19th century charcoal pile before it is covered with sod (left) and a diagram of its internal structure (right).
Charcoal is made by burning vegetation (usually wood) in the absense of oxygen, or rather without an external source of oxygen. The process of making charcoal burns off the water and other impurities and leaves the carbon behind. The result is relatively pure carbon. If you burn the charcoal it attains much higher temperatures than burning wood, in part because you don't have to fight with the natural water content of wood. Burning charcoal can easily reach temperatures exceeding 1,100 degrees Celsius (2,010 degrees Fahrenheit), making it the perfect fuel for working with iron, which has a comparable melting point.

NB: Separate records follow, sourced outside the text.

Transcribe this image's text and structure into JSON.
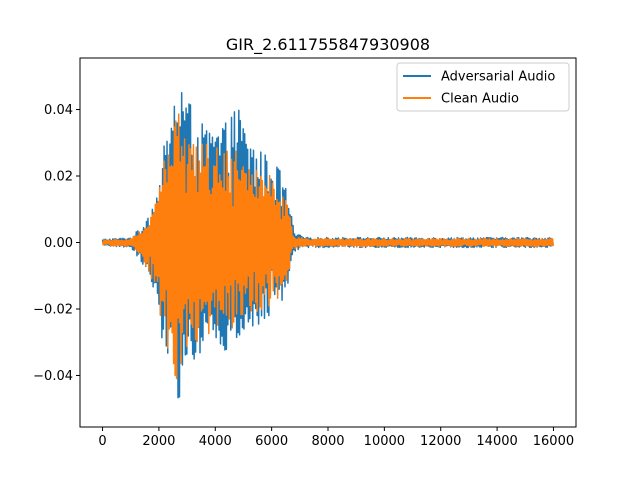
{
  "chart_data": {
    "type": "line",
    "title": "GIR_2.611755847930908",
    "xlabel": "",
    "ylabel": "",
    "xlim": [
      -800,
      16800
    ],
    "ylim": [
      -0.0555,
      0.0555
    ],
    "xticks": [
      0,
      2000,
      4000,
      6000,
      8000,
      10000,
      12000,
      14000,
      16000
    ],
    "xtick_labels": [
      "0",
      "2000",
      "4000",
      "6000",
      "8000",
      "10000",
      "12000",
      "14000",
      "16000"
    ],
    "yticks": [
      -0.04,
      -0.02,
      0.0,
      0.02,
      0.04
    ],
    "ytick_labels": [
      "−0.04",
      "−0.02",
      "0.00",
      "0.02",
      "0.04"
    ],
    "grid": false,
    "legend_position": "top-right",
    "n_samples": 16000,
    "series": [
      {
        "name": "Adversarial Audio",
        "color": "#1f77b4",
        "envelope": {
          "x": [
            0,
            1000,
            1400,
            1800,
            2000,
            2200,
            2400,
            2600,
            2800,
            3000,
            3300,
            3600,
            4000,
            4400,
            4800,
            5200,
            5600,
            6000,
            6300,
            6600,
            6800,
            7200,
            8000,
            10000,
            12000,
            14000,
            16000
          ],
          "upper": [
            0.001,
            0.0015,
            0.005,
            0.012,
            0.018,
            0.03,
            0.036,
            0.048,
            0.052,
            0.045,
            0.038,
            0.035,
            0.035,
            0.036,
            0.042,
            0.032,
            0.028,
            0.025,
            0.022,
            0.014,
            0.003,
            0.0015,
            0.0015,
            0.0015,
            0.0015,
            0.0015,
            0.0015
          ],
          "lower": [
            -0.001,
            -0.0015,
            -0.006,
            -0.014,
            -0.022,
            -0.035,
            -0.04,
            -0.05,
            -0.045,
            -0.04,
            -0.035,
            -0.033,
            -0.034,
            -0.033,
            -0.03,
            -0.028,
            -0.026,
            -0.022,
            -0.02,
            -0.012,
            -0.003,
            -0.0015,
            -0.0015,
            -0.0015,
            -0.0015,
            -0.0015,
            -0.0015
          ]
        }
      },
      {
        "name": "Clean Audio",
        "color": "#ff7f0e",
        "envelope": {
          "x": [
            0,
            1000,
            1400,
            1800,
            2000,
            2200,
            2400,
            2600,
            2800,
            3000,
            3300,
            3600,
            4000,
            4400,
            4800,
            5200,
            5600,
            6000,
            6300,
            6600,
            6800,
            7200,
            8000,
            10000,
            12000,
            14000,
            16000
          ],
          "upper": [
            0.0008,
            0.0012,
            0.004,
            0.01,
            0.016,
            0.027,
            0.031,
            0.038,
            0.045,
            0.036,
            0.032,
            0.03,
            0.029,
            0.028,
            0.03,
            0.026,
            0.023,
            0.02,
            0.018,
            0.01,
            0.002,
            0.0012,
            0.0012,
            0.0012,
            0.0012,
            0.0012,
            0.0012
          ],
          "lower": [
            -0.0008,
            -0.0012,
            -0.005,
            -0.012,
            -0.019,
            -0.03,
            -0.035,
            -0.042,
            -0.038,
            -0.034,
            -0.03,
            -0.029,
            -0.028,
            -0.027,
            -0.026,
            -0.024,
            -0.022,
            -0.019,
            -0.017,
            -0.01,
            -0.002,
            -0.0012,
            -0.0012,
            -0.0012,
            -0.0012,
            -0.0012,
            -0.0012
          ]
        }
      }
    ]
  }
}
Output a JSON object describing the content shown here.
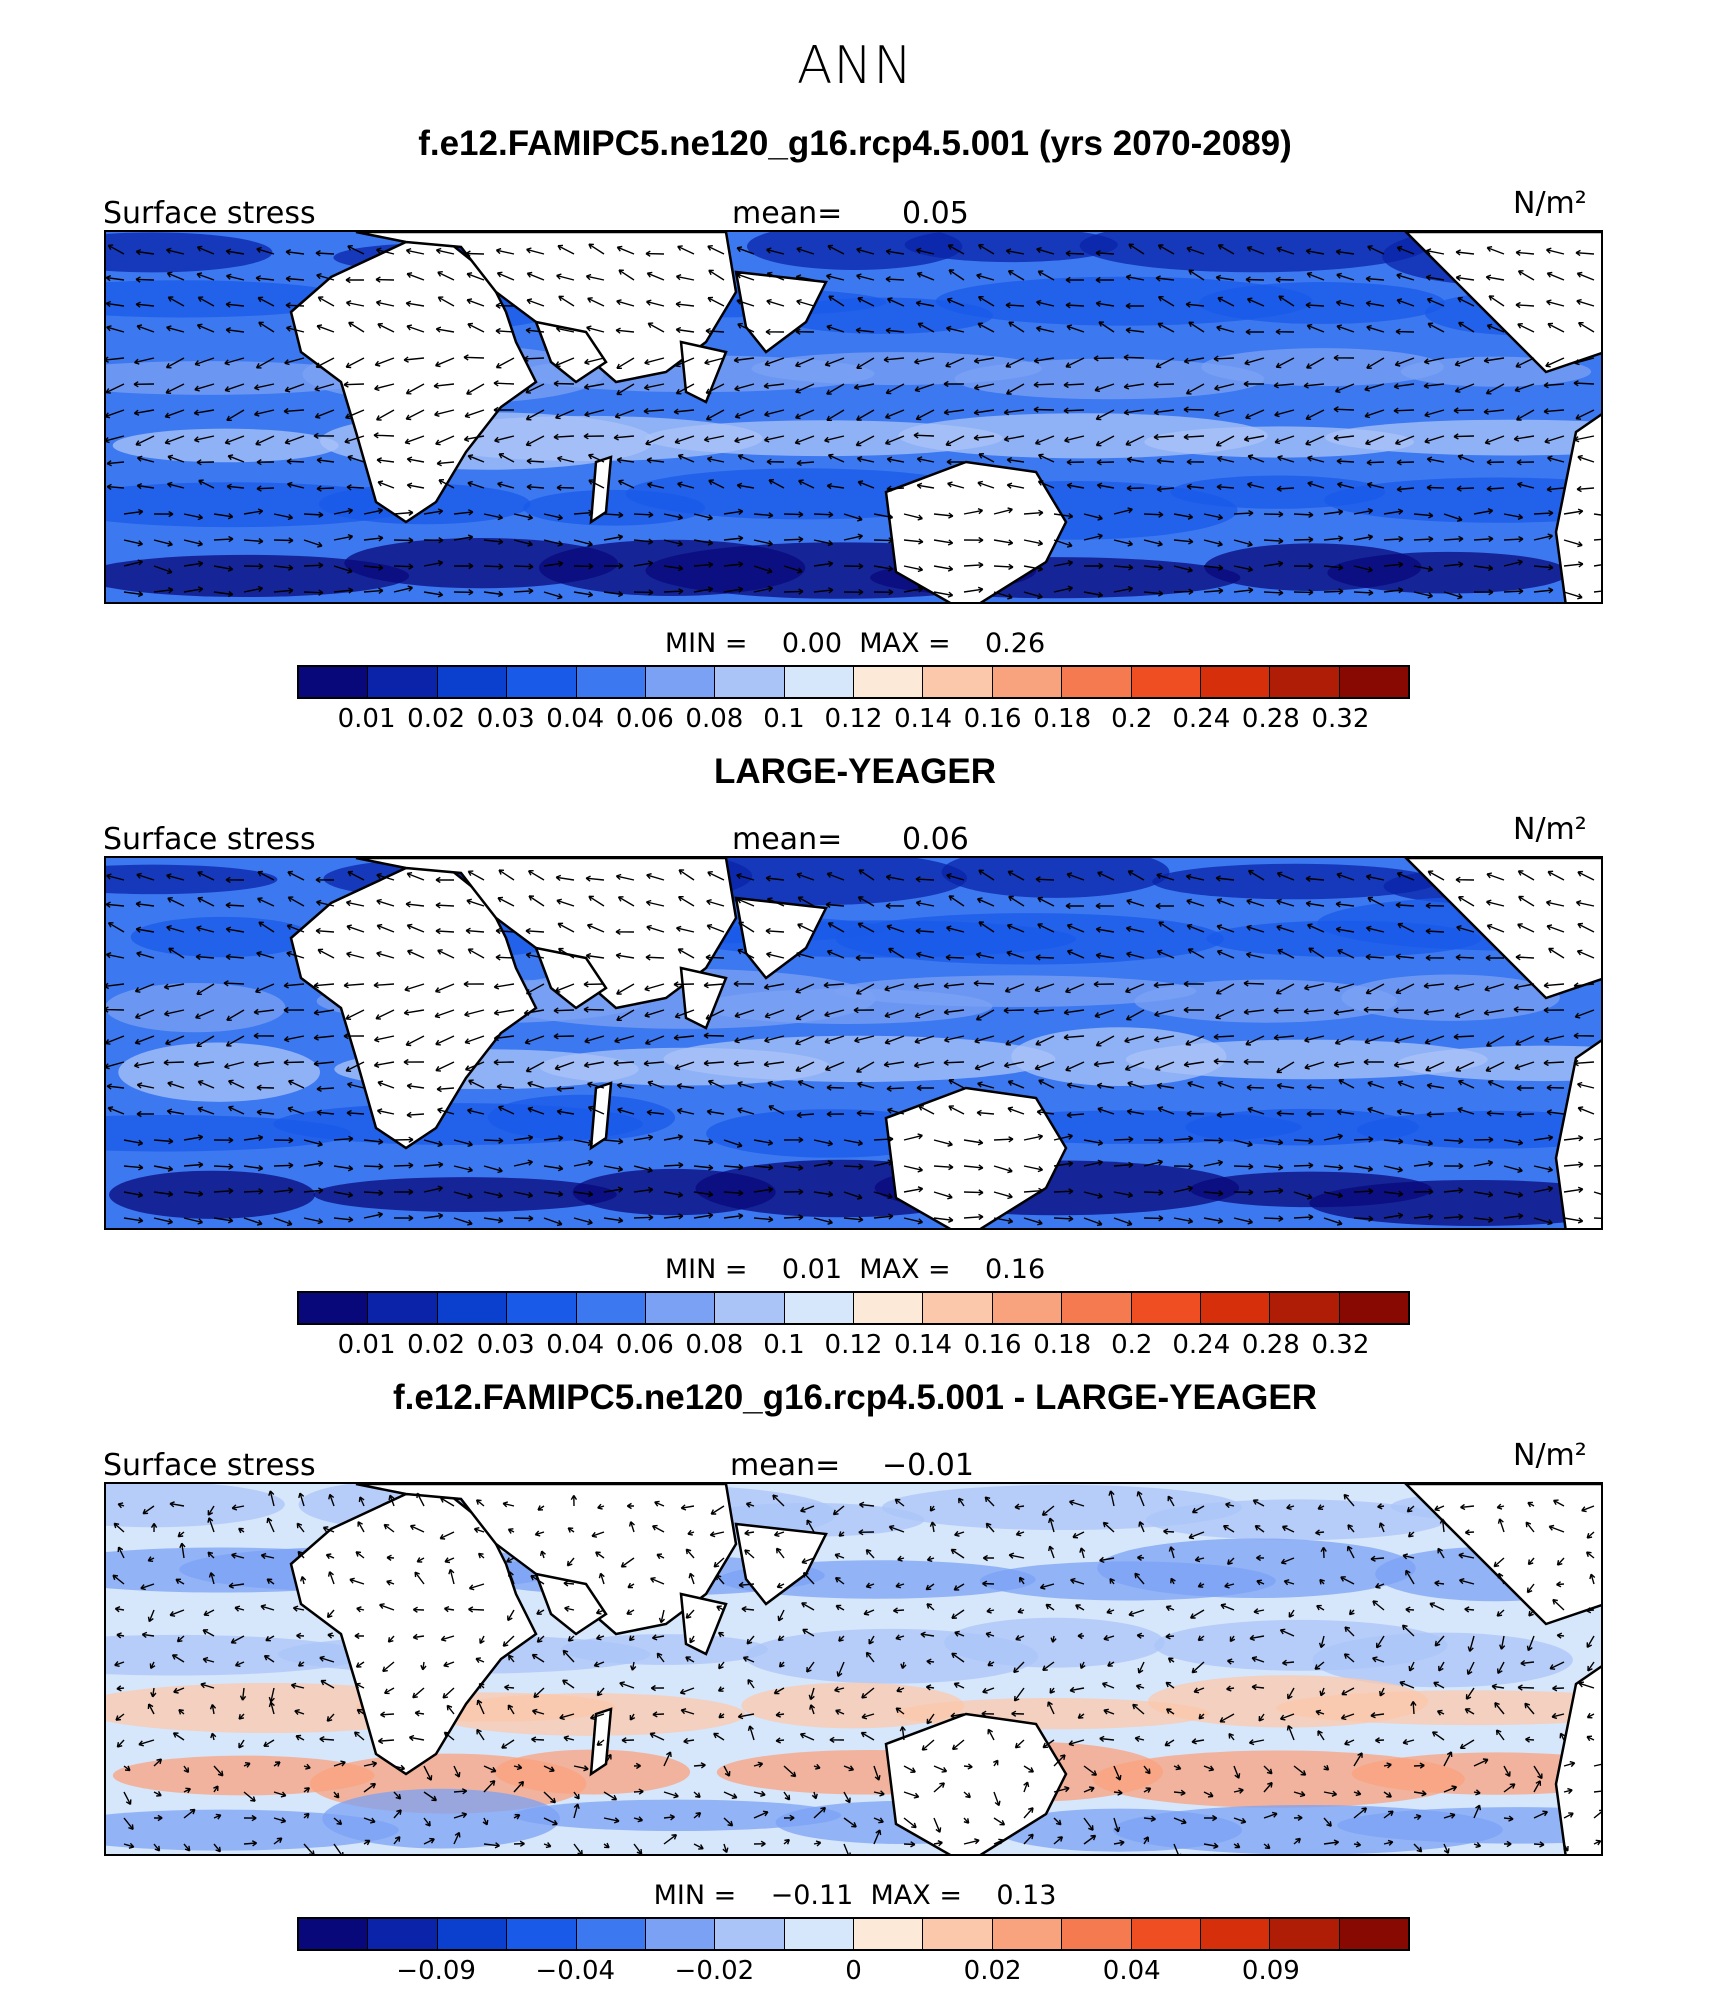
{
  "figure_title": "ANN",
  "unit_label": "N/m²",
  "colors": [
    "#08087a",
    "#0a23a8",
    "#0b3fce",
    "#1a5ae8",
    "#3c78f0",
    "#7ba1f4",
    "#abc4f8",
    "#d6e6fb",
    "#fde9d8",
    "#fcc8ab",
    "#f9a27e",
    "#f57a4f",
    "#ef4e22",
    "#d62f0c",
    "#b01d06",
    "#870901"
  ],
  "land_color": "#ffffff",
  "chart_data": [
    {
      "type": "heatmap",
      "title": "f.e12.FAMIPC5.ne120_g16.rcp4.5.001 (yrs 2070-2089)",
      "variable": "Surface stress",
      "mean_label": "mean=",
      "mean_value": "0.05",
      "min_label": "MIN =",
      "min_value": "0.00",
      "max_label": "MAX =",
      "max_value": "0.26",
      "colorbar_ticks": [
        "0.01",
        "0.02",
        "0.03",
        "0.04",
        "0.06",
        "0.08",
        "0.1",
        "0.12",
        "0.14",
        "0.16",
        "0.18",
        "0.2",
        "0.24",
        "0.28",
        "0.32"
      ],
      "tick_positions": [
        1,
        2,
        3,
        4,
        5,
        6,
        7,
        8,
        9,
        10,
        11,
        12,
        13,
        14,
        15
      ]
    },
    {
      "type": "heatmap",
      "title": "LARGE-YEAGER",
      "variable": "Surface stress",
      "mean_label": "mean=",
      "mean_value": "0.06",
      "min_label": "MIN =",
      "min_value": "0.01",
      "max_label": "MAX =",
      "max_value": "0.16",
      "colorbar_ticks": [
        "0.01",
        "0.02",
        "0.03",
        "0.04",
        "0.06",
        "0.08",
        "0.1",
        "0.12",
        "0.14",
        "0.16",
        "0.18",
        "0.2",
        "0.24",
        "0.28",
        "0.32"
      ],
      "tick_positions": [
        1,
        2,
        3,
        4,
        5,
        6,
        7,
        8,
        9,
        10,
        11,
        12,
        13,
        14,
        15
      ]
    },
    {
      "type": "heatmap",
      "title": "f.e12.FAMIPC5.ne120_g16.rcp4.5.001 - LARGE-YEAGER",
      "variable": "Surface stress",
      "mean_label": "mean=",
      "mean_value": "−0.01",
      "min_label": "MIN =",
      "min_value": "−0.11",
      "max_label": "MAX =",
      "max_value": "0.13",
      "colorbar_ticks": [
        "−0.09",
        "−0.04",
        "−0.02",
        "0",
        "0.02",
        "0.04",
        "0.09"
      ],
      "tick_positions": [
        2,
        4,
        6,
        8,
        10,
        12,
        14
      ]
    }
  ]
}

A video on the production of charcoal is here:
Primitive Technology: Charcoal- https://www.youtube.com/watch?v=GzLvqCTvOQY
Charcoal also has a long history in medicinal recipes stretching as far back as there are records. It is still used medicinally, especially for detoxifying certain poisons and direct applications to wounds. The internet if full of uses, from face creams to teeth whiteners to desiccants. It's in your Odor Eatersª.
It is also a great pigment and is found on the walls of caves dating back 40,000 years. Charcoal is also one third of the recipe for black powder, but that's another story. In our story charcoal is an amazing filter.
Charcoal is naturally alkaline... or so it seems. How would you test for this?